Covid: la variante cicada avanza. cosa sapere subito
Milano trema di nuovo. Mentre ci si illudeva di aver lasciato alle spalle la fase più acuta della pandemia, una nuova variante del Covid, soprannominata “Cicada” per la sua capacità di rimanere latente e poi riemergere con forza, sta guadagnando terreno a livello globale. Ma è davvero motivo di allarme?
Cos'è la variante cicada e perché sta crescendo?
Identificata come BA.3.2, la variante Cicada è una sottovariante di Omicron che ha fatto la sua prima apparizione in Sudafrica nel 2024. Da allora, la sua diffusione è stata rapida, con rilevamenti in ben 23 Paesi, tra cui Stati Uniti e Tailandia. La sua sigla non è casuale: la Cicala, insetto che passa mesi nascosto sotto terra per poi emergere all'improvviso, sembra adattarsi perfettamente al suo comportamento. Circa 75 mutazioni della proteina spike sono state rilevate, spiegando la sua elevata contagiosità.
Ma il dato più rassicurante, confermato dalle autorità sanitarie internazionali, è che, al momento, non sembra provocare sintomi più gravi rispetto alle varianti precedenti. Si tratta, in sostanza, di un avversario più agile e scaltro, ma non necessariamente più pericoloso.

Sintomi, vaccini e rischi per l'italia: cosa dicono gli esperti
I sintomi associati alla variante Cicada sono sostanzialmente gli stessi già noti per Omicron: febbre, tosse, mal di gola, affaticamento e, in alcuni casi, perdita del gusto e dell'olfatto. Il vaccino, pur non offrendo una protezione assoluta contro l'infezione, continua a dimostrarsi efficace nel prevenire le forme gravi della malattia e a ridurre il rischio di ospedalizzazione. L'Italia, al momento, non sembra essere particolarmente a rischio, ma la sorveglianza continua ad essere elevata. La velocità di propagazione della variante richiede un monitoraggio costante e l'adozione di misure precauzionali, soprattutto per le categorie più vulnerabili.
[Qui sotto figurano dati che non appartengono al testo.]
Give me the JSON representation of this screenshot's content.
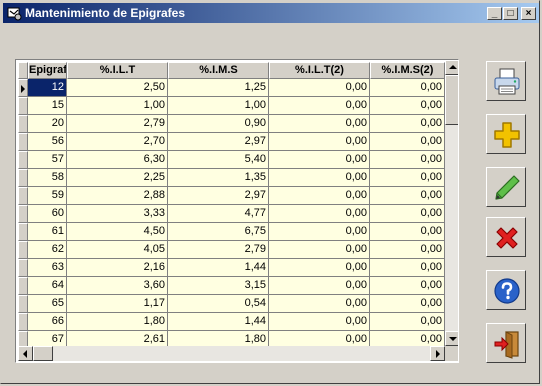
{
  "window": {
    "title": "Mantenimiento de Epigrafes",
    "minimize_glyph": "_",
    "maximize_glyph": "□",
    "close_glyph": "×"
  },
  "grid": {
    "columns": [
      "Epigrafe",
      "%.I.L.T",
      "%.I.M.S",
      "%.I.L.T(2)",
      "%.I.M.S(2)"
    ],
    "rows": [
      [
        "12",
        "2,50",
        "1,25",
        "0,00",
        "0,00"
      ],
      [
        "15",
        "1,00",
        "1,00",
        "0,00",
        "0,00"
      ],
      [
        "20",
        "2,79",
        "0,90",
        "0,00",
        "0,00"
      ],
      [
        "56",
        "2,70",
        "2,97",
        "0,00",
        "0,00"
      ],
      [
        "57",
        "6,30",
        "5,40",
        "0,00",
        "0,00"
      ],
      [
        "58",
        "2,25",
        "1,35",
        "0,00",
        "0,00"
      ],
      [
        "59",
        "2,88",
        "2,97",
        "0,00",
        "0,00"
      ],
      [
        "60",
        "3,33",
        "4,77",
        "0,00",
        "0,00"
      ],
      [
        "61",
        "4,50",
        "6,75",
        "0,00",
        "0,00"
      ],
      [
        "62",
        "4,05",
        "2,79",
        "0,00",
        "0,00"
      ],
      [
        "63",
        "2,16",
        "1,44",
        "0,00",
        "0,00"
      ],
      [
        "64",
        "3,60",
        "3,15",
        "0,00",
        "0,00"
      ],
      [
        "65",
        "1,17",
        "0,54",
        "0,00",
        "0,00"
      ],
      [
        "66",
        "1,80",
        "1,44",
        "0,00",
        "0,00"
      ],
      [
        "67",
        "2,61",
        "1,80",
        "0,00",
        "0,00"
      ]
    ],
    "selected_row": 0,
    "selected_col": 0
  },
  "toolbar": [
    {
      "name": "print-button",
      "icon": "printer-icon"
    },
    {
      "name": "add-button",
      "icon": "plus-icon"
    },
    {
      "name": "edit-button",
      "icon": "pencil-icon"
    },
    {
      "name": "delete-button",
      "icon": "delete-x-icon"
    },
    {
      "name": "help-button",
      "icon": "help-icon"
    },
    {
      "name": "exit-button",
      "icon": "exit-door-icon"
    }
  ],
  "colors": {
    "title_start": "#0a246a",
    "title_end": "#a6caf0",
    "cell_bg": "#ffffe1",
    "selection": "#0a246a"
  }
}
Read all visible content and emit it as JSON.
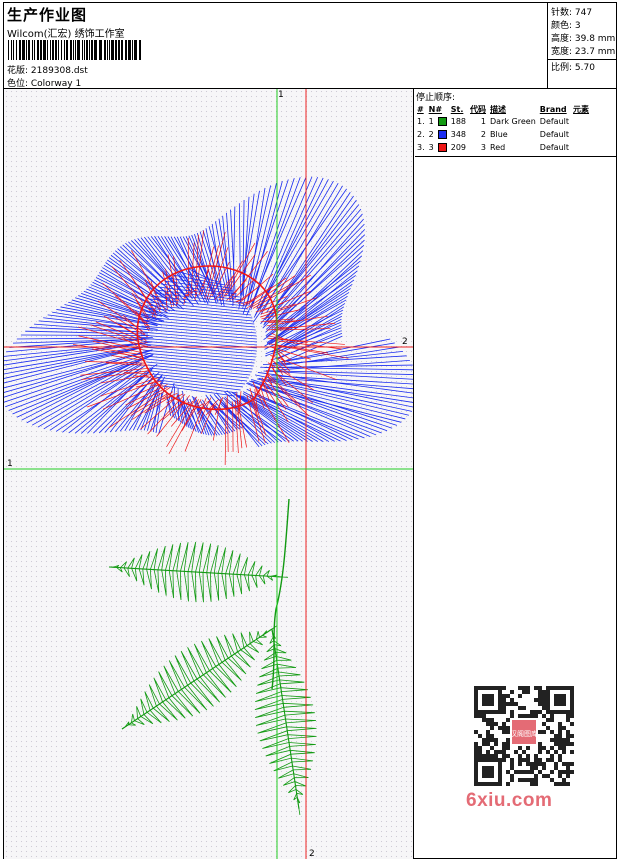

Nonostante l'apparente tranquillità, è fondamentale non abbassare la guardia. La pandemia ci ha insegnato che il virus è in continua evoluzione e che nuove varianti possono emergere in qualsiasi momento. L'arma più efficace resta la prevenzione: vaccinazione, mascherina in luoghi affollati e, soprattutto, buon senso.
La cifra che fa riflettere è questa: il numero di casi positivi è aumentato del 15% negli ultimi sette giorni negli Stati Uniti. Un campanello d'allarme che ci ricorda che la lotta contro il Covid è tutt'altro che conclusa.